Google Cloud PubSub background job queue with Cloud Function workers

--

At Hubware we needed to schedule and queue background jobs and service them in bulk at arbitrary times in the future. We chose the Google Cloud PubSub framework as a message queue and Google Cloud Functions as workers to service the queued jobs. This unique combination created a reliable, scalable, and distributed cloud service.

Requirements

The functional description of the feature at first seemed simple: queue background jobs and service the queue at regular intervals. However, there were some key requirements that quickly revealed the feature was going to have some unique technical hurtles:

  1. Jobs are queued to be serviced at a later time. This is straight forward, when requesting a job to be serviced, it must be queued now and serviced asynchronously in the future, leaving the requester free for other work.
  2. Each job has a unique time range when it can be serviced (i.e. Monday-Friday 9:00 am to 5:00 pm). This adds significant technical complexity. Functionally, the jobs need to be serviced during the “working” hours of our customers. However, each customer has unique working hours. Further complicating the requirements, given that most of our customers are in the e-commerce sector, they have unique holiday schedules (extended hours leading up to and following Christmas). A generic 9 to 5 schedule is not good enough. Instead, the schedule must be customizable for each customer.
  3. Jobs scheduled “later” should not block jobs scheduled “sooner”. This is a key reason not to use a traditional message queue and why order is not important. When workers service jobs, the entire queue should be searched for jobs that can be serviced now.
  4. Jobs should be serviced in bulk when possible. Further adding to the technical complexity, we work with rate-limited API’s. Fortunately, the API’s support “bulk” operations. Any opportunity to combine API requests into bulk operations saves us money and reduces the chance that we exceed the rate limit when the feature starts to scale. It also saves in computing cost… working with a server-less architecture means each execution cycle has an associated cost. Servicing multiple jobs per execution is more efficient than servicing a single job with multiple executions.

Architecture

Our architecture is inspired by Google’s article describing how to use PubSub for long running tasks. We added a couple of unique twists: let the messages be queued in an existing PubSub subscription and service the jobs in bulk with Cloud Function workers (triggered periodically by Kubernetes CronJobs).

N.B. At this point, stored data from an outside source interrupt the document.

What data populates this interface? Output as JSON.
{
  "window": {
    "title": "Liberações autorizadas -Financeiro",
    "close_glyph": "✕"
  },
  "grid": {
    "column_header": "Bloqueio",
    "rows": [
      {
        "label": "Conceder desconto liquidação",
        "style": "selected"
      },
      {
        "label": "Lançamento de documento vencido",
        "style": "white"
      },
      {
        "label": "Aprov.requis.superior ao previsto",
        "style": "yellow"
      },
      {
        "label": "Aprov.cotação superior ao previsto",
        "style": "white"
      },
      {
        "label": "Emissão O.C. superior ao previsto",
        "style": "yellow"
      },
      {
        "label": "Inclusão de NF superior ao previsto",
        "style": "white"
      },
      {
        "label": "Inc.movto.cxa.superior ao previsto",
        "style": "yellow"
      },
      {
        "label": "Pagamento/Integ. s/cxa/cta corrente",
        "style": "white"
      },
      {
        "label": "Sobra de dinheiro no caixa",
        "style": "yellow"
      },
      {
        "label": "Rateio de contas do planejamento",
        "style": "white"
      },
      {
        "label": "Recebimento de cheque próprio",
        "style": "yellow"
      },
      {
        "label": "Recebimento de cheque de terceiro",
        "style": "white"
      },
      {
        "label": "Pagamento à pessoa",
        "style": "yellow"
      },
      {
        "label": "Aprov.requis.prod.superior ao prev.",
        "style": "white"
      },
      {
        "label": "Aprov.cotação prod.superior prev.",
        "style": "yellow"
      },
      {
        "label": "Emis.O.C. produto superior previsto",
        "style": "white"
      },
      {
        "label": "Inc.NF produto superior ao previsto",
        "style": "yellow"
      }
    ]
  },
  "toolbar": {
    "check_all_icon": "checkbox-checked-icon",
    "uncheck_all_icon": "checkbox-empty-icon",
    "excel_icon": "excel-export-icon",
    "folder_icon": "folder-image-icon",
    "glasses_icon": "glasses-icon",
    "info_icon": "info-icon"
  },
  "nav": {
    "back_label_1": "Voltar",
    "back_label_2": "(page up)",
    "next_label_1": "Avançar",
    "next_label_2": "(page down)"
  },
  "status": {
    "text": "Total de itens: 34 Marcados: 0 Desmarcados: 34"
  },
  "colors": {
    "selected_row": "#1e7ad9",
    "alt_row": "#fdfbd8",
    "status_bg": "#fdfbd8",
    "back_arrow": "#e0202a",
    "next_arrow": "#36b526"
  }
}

Our background jobs are neither long running nor resource intensive (in contrast to the example presented in Google’s article). Instead, they access rate limited API’s and therefore allowing them to queue to be processed in bulk is desirable. In turn, by triggering the workers periodically at a reasonable interval (i.e. every 5 minutes), the jobs are serviced relatively quickly making it feel responsive.

There are several benefits to using PubSub with Cloud Functions:

  • Reliable, distributed, and secure (thanks Google Cloud!)
  • Zero server maintenance (go serverless!)
  • Scalable (see below)
  • Monitoring (see below)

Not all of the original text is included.